Até macacos estão aparecendo mortos, diz ele. Se animais que são rápidos e ágeis não conseguem escapar das chamas, “é um sinal muito ruim” para as criaturas que se movem mais devagar. “Tenho contato com desastres como esse há 15 anos, mas este aqui é sem precedentes.”
A cidade de Santa Cruz designou Rojas e outros cinco funcionários do governo para trabalhar no Hotel Biotermal Aguas Calientes, que foi transformado em um centro temporário de resgate e reabilitação de animais. Cinco voluntários da Universidade de Santa Cruz e um parque local de vida selvagem também se uniram ao esforço. O Centro de Resgate para Vítimas de Incêndios Biotermal, como é chamado o local, abriu em 21 de Agosto em Aguas Calientes, cidade com cerca de 900 habitantes nos arredores de Santa Cruz. A instalação é uma das doze na Bolívia que fornece assistência de resgate e reabilitação para animais selvagens – e é a única dedicada às vítimas dos incêndios.

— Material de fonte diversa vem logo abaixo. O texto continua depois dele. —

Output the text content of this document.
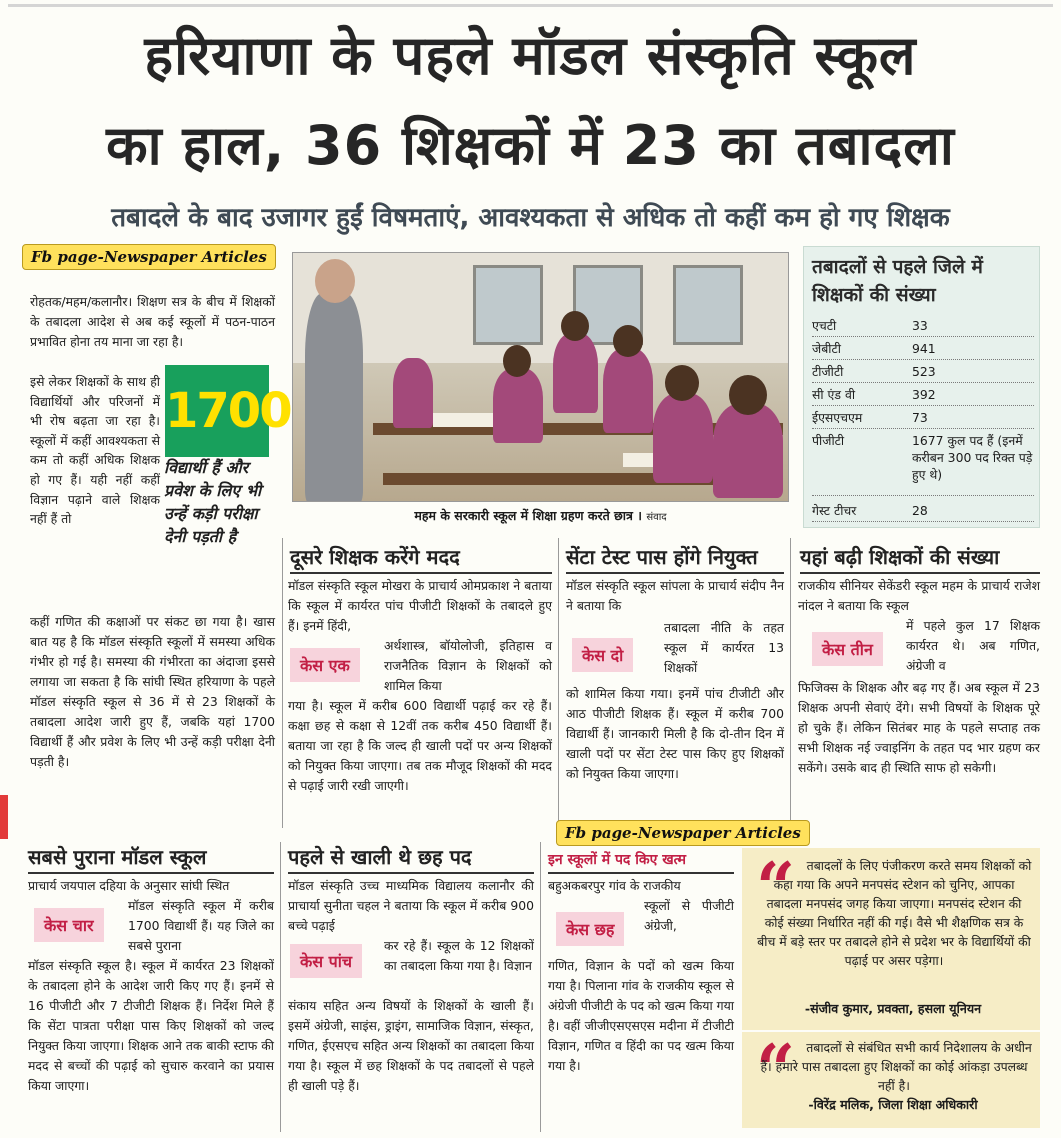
हरियाणा के पहले मॉडल संस्कृति स्कूल
का हाल, 36 शिक्षकों में 23 का तबादला
तबादले के बाद उजागर हुईं विषमताएं, आवश्यकता से अधिक तो कहीं कम हो गए शिक्षक
Fb page-Newspaper Articles
रोहतक/महम/कलानौर। शिक्षण सत्र के बीच में शिक्षकों के तबादला आदेश से अब कई स्कूलों में पठन-पाठन प्रभावित होना तय माना जा रहा है।
इसे लेकर शिक्षकों के साथ ही विद्यार्थियों और परिजनों में भी रोष बढ़ता जा रहा है। स्कूलों में कहीं आवश्यकता से कम तो कहीं अधिक शिक्षक हो गए हैं। यही नहीं कहीं विज्ञान पढ़ाने वाले शिक्षक नहीं हैं तो
1700
विद्यार्थी हैं और प्रवेश के लिए भी उन्हें कड़ी परीक्षा देनी पड़ती है
कहीं गणित की कक्षाओं पर संकट छा गया है। खास बात यह है कि मॉडल संस्कृति स्कूलों में समस्या अधिक गंभीर हो गई है। समस्या की गंभीरता का अंदाजा इससे लगाया जा सकता है कि सांघी स्थित हरियाणा के पहले मॉडल संस्कृति स्कूल से 36 में से 23 शिक्षकों के तबादला आदेश जारी हुए हैं, जबकि यहां 1700 विद्यार्थी हैं और प्रवेश के लिए भी उन्हें कड़ी परीक्षा देनी पड़ती है।
महम के सरकारी स्कूल में शिक्षा ग्रहण करते छात्र । संवाद
तबादलों से पहले जिले में शिक्षकों की संख्या
एचटी	33
जेबीटी	941
टीजीटी	523
सी एंड वी	392
ईएसएचएम	73
पीजीटी	1677 कुल पद हैं (इनमें करीबन 300 पद रिक्त पड़े हुए थे)
गेस्ट टीचर	28
दूसरे शिक्षक करेंगे मदद
मॉडल संस्कृति स्कूल मोखरा के प्राचार्य ओमप्रकाश ने बताया कि स्कूल में कार्यरत पांच पीजीटी शिक्षकों के तबादले हुए हैं। इनमें हिंदी,
केस एक
अर्थशास्त्र, बॉयोलोजी, इतिहास व राजनैतिक विज्ञान के शिक्षकों को शामिल किया
गया है। स्कूल में करीब 600 विद्यार्थी पढ़ाई कर रहे हैं। कक्षा छह से कक्षा से 12वीं तक करीब 450 विद्यार्थी हैं। बताया जा रहा है कि जल्द ही खाली पदों पर अन्य शिक्षकों को नियुक्त किया जाएगा। तब तक मौजूद शिक्षकों की मदद से पढ़ाई जारी रखी जाएगी।
सेंटा टेस्ट पास होंगे नियुक्त
मॉडल संस्कृति स्कूल सांपला के प्राचार्य संदीप नैन ने बताया कि
केस दो
तबादला नीति के तहत स्कूल में कार्यरत 13 शिक्षकों
को शामिल किया गया। इनमें पांच टीजीटी और आठ पीजीटी शिक्षक हैं। स्कूल में करीब 700 विद्यार्थी हैं। जानकारी मिली है कि दो-तीन दिन में खाली पदों पर सेंटा टेस्ट पास किए हुए शिक्षकों को नियुक्त किया जाएगा।
यहां बढ़ी शिक्षकों की संख्या
राजकीय सीनियर सेकेंडरी स्कूल महम के प्राचार्य राजेश नांदल ने बताया कि स्कूल
केस तीन
में पहले कुल 17 शिक्षक कार्यरत थे। अब गणित, अंग्रेजी व
फिजिक्स के शिक्षक और बढ़ गए हैं। अब स्कूल में 23 शिक्षक अपनी सेवाएं देंगे। सभी विषयों के शिक्षक पूरे हो चुके हैं। लेकिन सितंबर माह के पहले सप्ताह तक सभी शिक्षक नई ज्वाइनिंग के तहत पद भार ग्रहण कर सकेंगे। उसके बाद ही स्थिति साफ हो सकेगी।
Fb page-Newspaper Articles
सबसे पुराना मॉडल स्कूल
प्राचार्य जयपाल दहिया के अनुसार सांघी स्थित
केस चार
मॉडल संस्कृति स्कूल में करीब 1700 विद्यार्थी हैं। यह जिले का सबसे पुराना
मॉडल संस्कृति स्कूल है। स्कूल में कार्यरत 23 शिक्षकों के तबादला होने के आदेश जारी किए गए हैं। इनमें से 16 पीजीटी और 7 टीजीटी शिक्षक हैं। निर्देश मिले हैं कि सेंटा पात्रता परीक्षा पास किए शिक्षकों को जल्द नियुक्त किया जाएगा। शिक्षक आने तक बाकी स्टाफ की मदद से बच्चों की पढ़ाई को सुचारु करवाने का प्रयास किया जाएगा।
पहले से खाली थे छह पद
मॉडल संस्कृति उच्च माध्यमिक विद्यालय कलानौर की प्राचार्या सुनीता चहल ने बताया कि स्कूल में करीब 900 बच्चे पढ़ाई
केस पांच
कर रहे हैं। स्कूल के 12 शिक्षकों का तबादला किया गया है। विज्ञान
संकाय सहित अन्य विषयों के शिक्षकों के खाली हैं। इसमें अंग्रेजी, साइंस, ड्राइंग, सामाजिक विज्ञान, संस्कृत, गणित, ईएसएच सहित अन्य शिक्षकों का तबादला किया गया है। स्कूल में छह शिक्षकों के पद तबादलों से पहले ही खाली पड़े हैं।
इन स्कूलों में पद किए खत्म
बहुअकबरपुर गांव के राजकीय
केस छह
स्कूलों से पीजीटी अंग्रेजी,
गणित, विज्ञान के पदों को खत्म किया गया है। पिलाना गांव के राजकीय स्कूल से अंग्रेजी पीजीटी के पद को खत्म किया गया है। वहीं जीजीएसएसएस मदीना में टीजीटी विज्ञान, गणित व हिंदी का पद खत्म किया गया है।
“ तबादलों के लिए पंजीकरण करते समय शिक्षकों को कहा गया कि अपने मनपसंद स्टेशन को चुनिए, आपका तबादला मनपसंद जगह किया जाएगा। मनपसंद स्टेशन की कोई संख्या निर्धारित नहीं की गई। वैसे भी शैक्षणिक सत्र के बीच में बड़े स्तर पर तबादले होने से प्रदेश भर के विद्यार्थियों की पढ़ाई पर असर पड़ेगा।
-संजीव कुमार, प्रवक्ता, हसला यूनियन
“ तबादलों से संबंधित सभी कार्य निदेशालय के अधीन हैं। हमारे पास तबादला हुए शिक्षकों का कोई आंकड़ा उपलब्ध नहीं है।
-विरेंद्र मलिक, जिला शिक्षा अधिकारी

Até agora, a equipe tratou de 70 animais, incluindo tartarugas de barriga vermelha, periquitos, tucanos e um texugo. Há duas semanas, eles resgataram uma tamanduá gigante, cujas patas estavam cobertas de queimaduras de terceiro grau. “As quatros patas estavam totalmente queimadas”, diz Flora Cecilia Dorado, veterinária do governo de Santa Cruz que lidera os trabalhos de reabilitação. Ela conta que a tamanduá, que a equipe batizou de Valentina, foi o resgate que gerou mais estresse até agora. Logo após sua chegada, ela entrou em coma e assim ficou por mais de 18 horas. “Ela assustou a todos”, diz Dorado. “Será um longo caminho para a Valentina.”
A história da tamanduá é rara: a maioria dos animais que entram em contato direto com os incêndios morre. É por isso que a contagem de resgastes do centro ainda não superou o número 100: os corpos superam em muito o número de sobreviventes. A maioria dos animais que fogem das chamas e são levados ao centro estão famintos e severamente desidratados.
Os habitantes de Aguas Calientes e das redondezas estão ajudando. “As comunidades vizinhas sobrevivem da caça,” diz José Sierra Rodriguez, dono do hotel (agora fechado para hóspedes) com sua esposa, Claudia Mostajo Hollweg. “Mas, ao mesmo tempo, muitas pessoas estão trazendo animais [feridos].” Quatro jovens porcos-do-mato órfãos, por exemplo. Um morador os encontrou correndo ao redor da mãe, que havia morrido, e os trouxe para o centro.
Dorado diz que cuidar desses animais é cansativo e emocionalmente doloroso. Eles exigem atenção 24 horas por dia. A veterinária dorme cerca de três horas por noite. Cinco animais, entre eles um tucano e uma capivara, morreram mesmo depois de resgatados. Outros – incluindo papagaios, tartarugas e um texugo – se recuperaram completamente.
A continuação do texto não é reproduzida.